Sodomia na Bahia - Século XVI-XIX

Século XVI 39 (19%)
Século XVII 84 (42%)
Século XVIII 23 (11%)
Século XIX 56 (28%)
Total 202 (100%)

No século XVII é quando a Inquisição Portuguesa mais perseguiu os sodomitas, seja no Reino, seja no Novo Mundo, daí a existência de maior volume de registros seiscentistas sobre esta população heterodoxa em matéria de amor. A partir do Século XIX a documentação escasseia, cabendo aos médicos, jornalistas e aos agentes da segurança pública a repressão e registro de ocorrências envolvendo tal segmento populacional.

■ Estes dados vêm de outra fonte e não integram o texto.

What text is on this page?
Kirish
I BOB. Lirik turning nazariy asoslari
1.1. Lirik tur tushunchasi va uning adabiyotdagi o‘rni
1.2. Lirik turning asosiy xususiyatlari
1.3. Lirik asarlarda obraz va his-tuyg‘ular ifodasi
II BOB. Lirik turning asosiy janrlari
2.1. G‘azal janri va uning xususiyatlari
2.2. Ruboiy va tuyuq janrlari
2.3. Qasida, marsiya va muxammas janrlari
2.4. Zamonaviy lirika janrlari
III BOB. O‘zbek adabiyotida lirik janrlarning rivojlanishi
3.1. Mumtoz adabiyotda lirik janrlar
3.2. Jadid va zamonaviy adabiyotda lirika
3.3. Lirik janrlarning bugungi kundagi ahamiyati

A maior parte dos documentos relativos aos homossexuais nos três primeiros séculos de nossa história foram produzidos pelo Tribunal do Santo Ofício: são denúncias, sumários e processos conservados no principal arquivo lusitano, a avoenga Torre do Tombo. O estilo dos rabugentos inquisidores é conciso e formal, descrevendo friamente a morfologia dos atos homoeróticos entre "agentes" e "pacientes". A preocupação destes padres-juizes era desvendar se houve a consumação da "sodomia perfeita", isto é, "penetração do membro viril desonesto no vaso traseiro com derramamento de semente", a única performance homoerótica considera crime capaz de levar o réu à fogueira. Tomemos como exemplo a denúncia contra Diogo Botelho, 8o Governador e Capitão Mor da Bahia (1602-1607), 1o Governador e Capitão General do Estado do Brasil, iniciador da construção do Forte de Nossa Senhora do Pópulo (Forte de São Marcelo), também chamado Forte do Mar.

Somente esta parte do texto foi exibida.